FIVE years ago, Dr Zaidoun Zoabi was a university professor working in Damascus. “The first time I chanted freedom it took me a couple of minutes amongst the crowd to say ‘f. . . f. . . freedom’. It was the first time that I hear myself. At the age of 38. I hear my sound, my voice. I can feel it. Oh my God, I can say it?” The story of what has happened in Syria since the Arab Spring is told in both overwhelming statistics and appalling individual stories. Hundreds of thousands dead — it may be half a million by now: the UN stopped counting two years ago — one of them a drowned three-year-old, face down on a beach. Despair may be a human response, but it cannot be a Christian one. Religious leaders have insisted, rightly, that we can do more to alleviate the humanitarian crisis. Being fearful about immigrants is understandable, the Archbishop of Canterbury said last week, but we must take more anyway.
Things are more complicated the closer you get to Syria itself. As President Putin has shown, President Assad’s friends have been loyal; but those who stood up to him in 2011 are, as the BBC put it, now “disenchanted, detained, displaced, or dead”. And we are even more nervous about intervention than we are of the crowds at our borders. No one wants a repeat of Iraq. One thing we must resist is a return to the old status quo — a ruthless president saved from Islamic State fighters by Russian troops. Any solution that keeps us safe while continuing to endanger our neighbours half-way around the world is craven.

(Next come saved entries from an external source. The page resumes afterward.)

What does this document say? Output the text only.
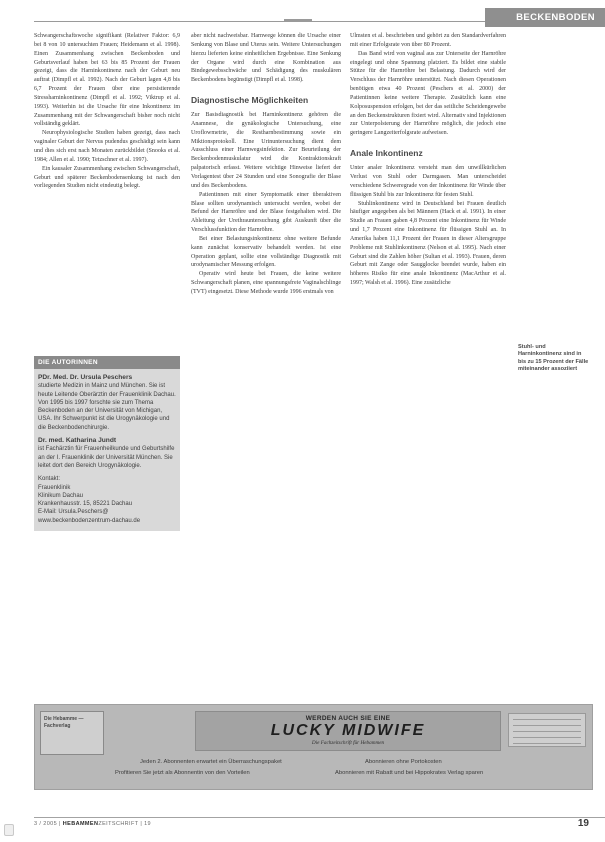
BECKENBODEN

Schwangerschaftswoche signifikant (Relativer Faktor: 6,9 bei 8 von 10 untersuchten Frauen; Heidemann et al. 1998). Einen Zusammenhang zwischen Beckenboden und Geburtsverlauf haben bei 63 bis 85 Prozent der Frauen gezeigt, dass die Harninkontinenz nach der Geburt neu auftrat (Dimpfl et al. 1992). Nach der Geburt lagen 4,8 bis 6,7 Prozent der Frauen über eine persistierende Stressharninkontinenz (Dimpfl et al. 1992; Viktrup et al. 1993). Weiterhin ist die Ursache für eine Inkontinenz im Zusammenhang mit der Schwangerschaft bisher noch nicht vollständig geklärt.

Neurophysiologische Studien haben gezeigt, dass nach vaginaler Geburt der Nervus pudendus geschädigt sein kann und dies sich erst nach Monaten zurückbildet (Snooks et al. 1984; Allen et al. 1990; Tetzschner et al. 1997).

Ein kausaler Zusammenhang zwischen Schwangerschaft, Geburt und späterer Beckenbodensenkung ist nach den vorliegenden Studien nicht eindeutig belegt.

DIE AUTORINNEN
PDr. Med. Dr. Ursula Peschers
studierte Medizin in Mainz und München. Sie ist heute Leitende Oberärztin der Frauenklinik Dachau. Von 1995 bis 1997 forschte sie zum Thema Beckenboden an der Universität von Michigan, USA. Ihr Schwerpunkt ist die Urogynäkologie und die Beckenbodenchirurgie.
Dr. med. Katharina Jundt
ist Fachärztin für Frauenheilkunde und Geburtshilfe an der I. Frauenklinik der Universität München. Sie leitet dort den Bereich Urogynäkologie.
Kontakt:
Frauenklinik
Klinikum Dachau
Krankenhausstr. 15, 85221 Dachau
E-Mail: Ursula.Peschers@
www.beckenbodenzentrum-dachau.de

aber nicht nachweisbar. Harnwege können die Ursache einer Senkung von Blase und Uterus sein. Weitere Untersuchungen hierzu lieferten keine einheitlichen Ergebnisse. Eine Senkung der Organe wird durch eine Kombination aus Bindegewebsschwäche und Schädigung des muskulären Beckenbodens begünstigt (Dimpfl et al. 1998).

Diagnostische Möglichkeiten

Zur Basisdiagnostik bei Harninkontinenz gehören die Anamnese, die gynäkologische Untersuchung, eine Uroflowmetrie, die Restharnbestimmung sowie ein Miktionsprotokoll. Eine Urinuntersuchung dient dem Ausschluss einer Harnwegsinfektion. Zur Beurteilung der Beckenbodenmuskulatur wird die Kontraktionskraft palpatorisch erfasst. Weitere wichtige Hinweise liefert der Vorlagentest über 24 Stunden und eine Sonografie der Blase und des Beckenbodens.

Patientinnen mit einer Symptomatik einer überaktiven Blase sollten urodynamisch untersucht werden, wobei der Befund der Harnröhre und der Blase festgehalten wird. Die Ableitung der Urethrauntersuchung gibt Auskunft über die Verschlussfunktion der Harnröhre.

Bei einer Belastungsinkontinenz ohne weitere Befunde kann zunächst konservativ behandelt werden. Ist eine Operation geplant, sollte eine vollständige Diagnostik mit urodynamischer Messung erfolgen.

Operativ wird heute bei Frauen, die keine weitere Schwangerschaft planen, eine spannungsfreie Vaginalschlinge (TVT) eingesetzt. Diese Methode wurde 1996 erstmals von

Ulmsten et al. beschrieben und gehört zu den Standardverfahren mit einer Erfolgsrate von über 80 Prozent.

Das Band wird von vaginal aus zur Unterseite der Harnröhre eingelegt und ohne Spannung platziert. Es bildet eine stabile Stütze für die Harnröhre bei Belastung. Dadurch wird der Verschluss der Harnröhre unterstützt. Nach diesen Operationen benötigen etwa 40 Prozent (Peschers et al. 2000) der Patientinnen keine weitere Therapie. Zusätzlich kann eine Kolposuspension erfolgen, bei der das seitliche Scheidengewebe an den Beckenstrukturen fixiert wird. Alternativ sind Injektionen zur Unterpolsterung der Harnröhre möglich, die jedoch eine geringere Langzeiterfolgsrate aufweisen.

Anale Inkontinenz

Unter analer Inkontinenz versteht man den unwillkürlichen Verlust von Stuhl oder Darmgasen. Man unterscheidet verschiedene Schweregrade von der Inkontinenz für Winde über flüssigen Stuhl bis zur Inkontinenz für festen Stuhl.

Stuhlinkontinenz wird in Deutschland bei Frauen deutlich häufiger angegeben als bei Männern (Hack et al. 1991). In einer Studie an Frauen gaben 4,8 Prozent eine Inkontinenz für Winde und 1,7 Prozent eine Inkontinenz für flüssigen Stuhl an. In Amerika haben 11,1 Prozent der Frauen in dieser Altersgruppe Probleme mit Stuhlinkontinenz (Nelson et al. 1995). Nach einer Geburt sind die Zahlen höher (Sultan et al. 1993). Frauen, deren Geburt mit Zange oder Saugglocke beendet wurde, haben ein höheres Risiko für eine anale Inkontinenz (MacArthur et al. 1997; Walsh et al. 1996). Eine zusätzliche

Stuhl- und Harninkontinenz sind in bis zu 15 Prozent der Fälle miteinander assoziiert
Die Hebamme — Fachverlag
WERDEN AUCH SIE EINE
LUCKY MIDWIFE
Die Fachzeitschrift für Hebammen
Jeden 2. Abonnenten erwartet ein Überraschungspaket
Profitieren Sie jetzt als Abonnentin von den Vorteilen
Abonnieren ohne Portokosten
Abonnieren mit Rabatt und bei Hippokrates Verlag sparen
3 / 2005 | HEBAMMENZEITSCHRIFT | 19	19
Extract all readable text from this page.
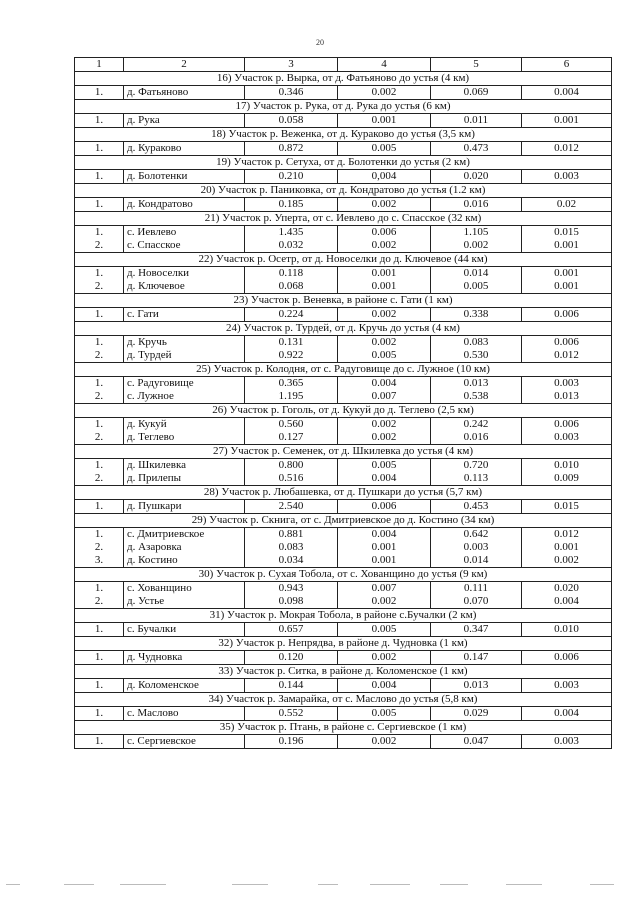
20
1	2	3	4	5	6
16) Участок р. Вырка, от д. Фатьяново до устья (4 км)					
1.	д. Фатьяново	0.346	0.002	0.069	0.004
17) Участок р. Рука, от д. Рука до устья (6 км)					
1.	д. Рука	0.058	0.001	0.011	0.001
18) Участок р. Веженка, от д. Кураково до устья (3,5 км)					
1.	д. Кураково	0.872	0.005	0.473	0.012
19) Участок р. Сетуха, от д. Болотенки до устья (2 км)					
1.	д. Болотенки	0.210	0,004	0.020	0.003
20) Участок р. Паниковка, от д. Кондратово до устья (1.2 км)					
1.	д. Кондратово	0.185	0.002	0.016	0.02
21) Участок р. Уперта, от с. Иевлево до с. Спасское (32 км)					
1.	с. Иевлево	1.435	0.006	1.105	0.015
2.	с. Спасское	0.032	0.002	0.002	0.001
22) Участок р. Осетр, от д. Новоселки до д. Ключевое (44 км)					
1.	д. Новоселки	0.118	0.001	0.014	0.001
2.	д. Ключевое	0.068	0.001	0.005	0.001
23) Участок р. Веневка, в районе с. Гати (1 км)					
1.	с. Гати	0.224	0.002	0.338	0.006
24) Участок р. Турдей, от д. Кручь до устья (4 км)					
1.	д. Кручь	0.131	0.002	0.083	0.006
2.	д. Турдей	0.922	0.005	0.530	0.012
25) Участок р. Колодня, от с. Радуговище до с. Лужное (10 км)					
1.	с. Радуговище	0.365	0.004	0.013	0.003
2.	с. Лужное	1.195	0.007	0.538	0.013
26) Участок р. Гоголь, от д. Кукуй до д. Теглево (2,5 км)					
1.	д. Кукуй	0.560	0.002	0.242	0.006
2.	д. Теглево	0.127	0.002	0.016	0.003
27) Участок р. Семенек, от д. Шкилевка до устья (4 км)					
1.	д. Шкилевка	0.800	0.005	0.720	0.010
2.	д. Прилепы	0.516	0.004	0.113	0.009
28) Участок р. Любашевка, от д. Пушкари до устья (5,7 км)					
1.	д. Пушкари	2.540	0.006	0.453	0.015
29) Участок р. Скнига, от с. Дмитриевское до д. Костино (34 км)					
1.	с. Дмитриевское	0.881	0.004	0.642	0.012
2.	д. Азаровка	0.083	0.001	0.003	0.001
3.	д. Костино	0.034	0.001	0.014	0.002
30) Участок р. Сухая Тобола, от с. Хованщино до устья (9 км)					
1.	с. Хованщино	0.943	0.007	0.111	0.020
2.	д. Устье	0.098	0.002	0.070	0.004
31) Участок р. Мокрая Тобола, в районе с.Бучалки (2 км)					
1.	с. Бучалки	0.657	0.005	0.347	0.010
32) Участок р. Непрядва, в районе д. Чудновка (1 км)					
1.	д. Чудновка	0.120	0.002	0.147	0.006
33) Участок р. Ситка, в районе д. Коломенское (1 км)					
1.	д. Коломенское	0.144	0.004	0.013	0.003
34) Участок р. Замарайка, от с. Маслово до устья (5,8 км)					
1.	с. Маслово	0.552	0.005	0.029	0.004
35) Участок р. Птань, в районе с. Сергиевское (1 км)					
1.	с. Сергиевское	0.196	0.002	0.047	0.003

In the same interview, Archbishop Welby reasserted a case he has been making for some time: that the international community should be willing to confront states that have aided the development of extremism and violence, such as Saudi Arabia; also, that bad politics should be challenged by better. The extent of the challenge right now looks tame. Arms sales aside, it is hard to think of a reason why Britain has looked so favourably and for so long on a country of such obvious inequalities, not least on grounds of gender.
The past five years have been an assault on the hope expressed by Dr Zoabi and his brave fellow campaigners. Now is not the time to be distracted by the phantasms of a migrant invasion and forget those original ideals, which the West expressly shared. “It was always the right moment to do something,” Dr Zoabi says. “From March 2011 to now, it was always important to do something, to take action. . . Maybe I will not see the moment when peace is in my country, and maybe I will not see when there is democracy, freedom in my country. But I believe it is coming. It is coming. We just need to be aware that we have to pay for it. The price is huge.” At the right moment, the West declined to pay the price needed to secure peace, democracy, and freedom in Syria. It is now realising that the price of not doing so is just as huge.